Behind Go Back To The Quran Slogan

04.18 Unknown 0 Comments


"Go back to the Qur'an and Hadith!" This was an important and widespread slogan voiced by the modernist Muslims in Indonesia, especially in Java and West Sumatera, at the beginning of the twentieth century. Their strong appeal to Go back to the Qur'an and Hadith, that is, to return to Islamic purity, was welcomed enthusiastically by their supporters. Along with voicing that slogan, they attacked and condemned some religious practices of traditionalist Muslims, such as qunut, tawassul and tarekat (tariqah). The Muslim modernists rejected those kinds of religious practices and regarded some of them as bid’ah (religious innovation), which had to be abandoned. In contrast, the traditionalist Muslims argued that those religious practices they performed were not bid'a and not contrary to the teachings of Islam. Consequently, religious disputes occurred between the two groups, which consumed a great deal of energy, and time in arguing with one another. The religious disputes between the modernists and the traditionalists dealt in fact with furu' (detail, branch) questions and not with ushul (root, principle) questions. However, as Clifford Geertz said, the conflict between the two groups "was indeed a sharp and bitter one.". As a result, this conflict led to an unharmonious relationship, characterized by tension and disunity between the two groups.

There is no doubt that the modernist Muslims derived their inspiration and influence primarily from Wahhabism and the ideas of reform of Muhammad Abduh (1849-1905) and Jamaluddin al-Afghani (1839-1897). As we know, the Wahhabi movement began formally in 1747 after its founder, Muhammad bin Abd al-Wahhab (1792), had visited many Islamic countries and came to realize that religious innovation had obtained currency and that superstitious uses had spread and were indistinguishable from idolatry. Upon returning to his homeland in Central Arabia, Muhammad bin Abd al-Wahhab and his followers therefore began a campaign of religious purification.

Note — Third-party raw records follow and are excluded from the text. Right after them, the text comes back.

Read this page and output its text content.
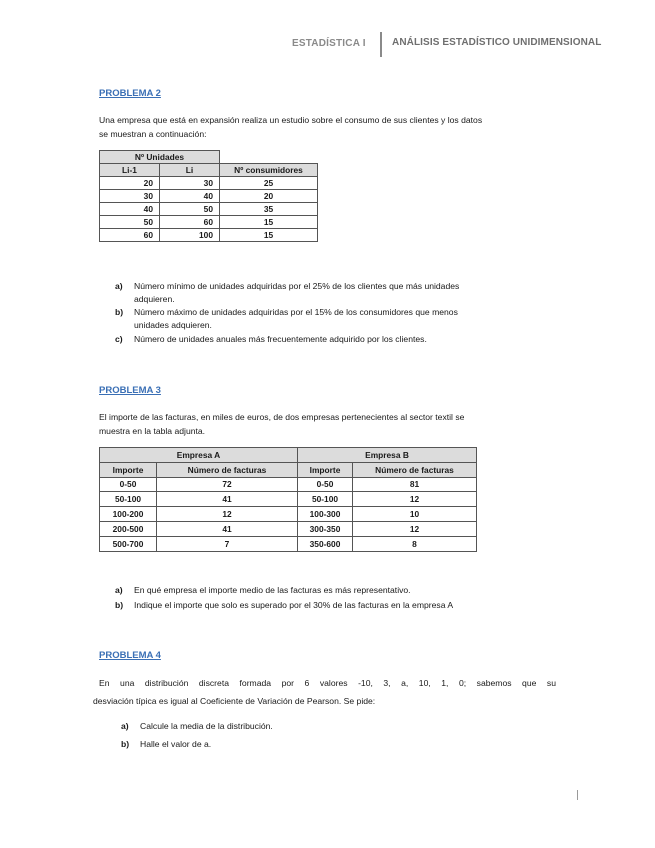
ESTADÍSTICA I	ANÁLISIS ESTADÍSTICO UNIDIMENSIONAL
PROBLEMA 2
Una empresa que está en expansión realiza un estudio sobre el consumo de sus clientes y los datos
se muestran a continuación:
Nº Unidades		
Li-1	Li	Nº consumidores
20	30	25
30	40	20
40	50	35
50	60	15
60	100	15
a) Número mínimo de unidades adquiridas por el 25% de los clientes que más unidades
adquieren.
b) Número máximo de unidades adquiridas por el 15% de los consumidores que menos
unidades adquieren.
c) Número de unidades anuales más frecuentemente adquirido por los clientes.
PROBLEMA 3
El importe de las facturas, en miles de euros, de dos empresas pertenecientes al sector textil se
muestra en la tabla adjunta.
Empresa A		Empresa B	
Importe	Número de facturas	Importe	Número de facturas
0-50	72	0-50	81
50-100	41	50-100	12
100-200	12	100-300	10
200-500	41	300-350	12
500-700	7	350-600	8
a) En qué empresa el importe medio de las facturas es más representativo.
b) Indique el importe que solo es superado por el 30% de las facturas en la empresa A
PROBLEMA 4
En una distribución discreta formada por 6 valores -10, 3, a, 10, 1, 0; sabemos que su
desviación típica es igual al Coeficiente de Variación de Pearson. Se pide:
a) Calcule la media de la distribución.
b) Halle el valor de a.
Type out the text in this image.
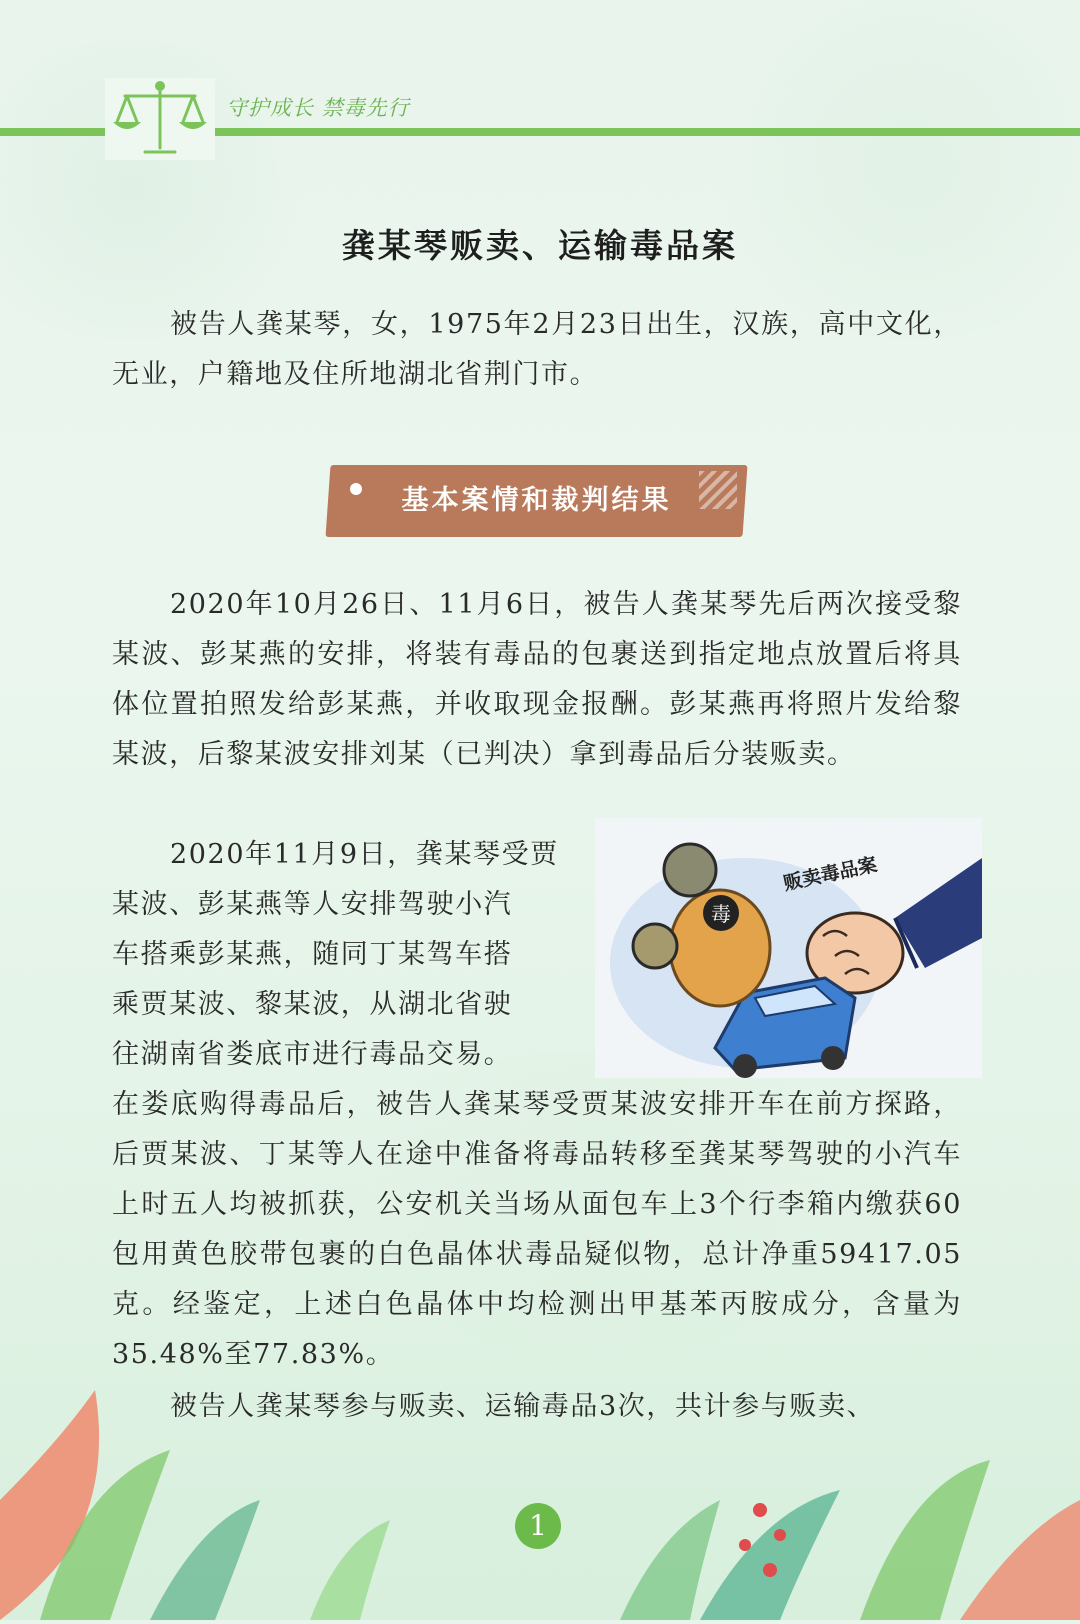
守护成长 禁毒先行
龚某琴贩卖、运输毒品案
被告人龚某琴，女，1975年2月23日出生，汉族，高中文化，无业，户籍地及住所地湖北省荆门市。
基本案情和裁判结果
2020年10月26日、11月6日，被告人龚某琴先后两次接受黎某波、彭某燕的安排，将装有毒品的包裹送到指定地点放置后将具体位置拍照发给彭某燕，并收取现金报酬。彭某燕再将照片发给黎某波，后黎某波安排刘某（已判决）拿到毒品后分装贩卖。
2020年11月9日，龚某琴受贾
某波、彭某燕等人安排驾驶小汽
车搭乘彭某燕，随同丁某驾车搭
乘贾某波、黎某波，从湖北省驶
往湖南省娄底市进行毒品交易。
毒
贩卖毒品案
在娄底购得毒品后，被告人龚某琴受贾某波安排开车在前方探路，后贾某波、丁某等人在途中准备将毒品转移至龚某琴驾驶的小汽车上时五人均被抓获，公安机关当场从面包车上3个行李箱内缴获60包用黄色胶带包裹的白色晶体状毒品疑似物，总计净重59417.05克。经鉴定，上述白色晶体中均检测出甲基苯丙胺成分，含量为35.48%至77.83%。
被告人龚某琴参与贩卖、运输毒品3次，共计参与贩卖、
1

The Wahhabi teaching was formally accepted by the Saudis. According to Uthman bin Bishr, in their zeal to rid Islam of its cult of saints and other innovations they sacked Karbala in 1801, captured Makkah in 1803 and Medina the following year, destroyed tombs and purged these cities of all semblances of idolatry. When Karbala was attacked, a considerable Saudi force massacred some five thousand Shi'is, demolished the domes of various tombs including that of the Prophet's grandson, Husayn plundered the whole city. Wahhabism continued to flourish when Abd al-Aziz bin Saud came to power in Makkah after his defeat of Sharif Husayn in 1925. Muhammad ibn Abd al-Wahhab was regarded as a reformer not in the sense that he desired a change in the doctrines of Islam or even a new interpretation of its tenets, but in the sense that he felt it his mission to denounce innovations and accretions, and preach a return to Islam's former purity.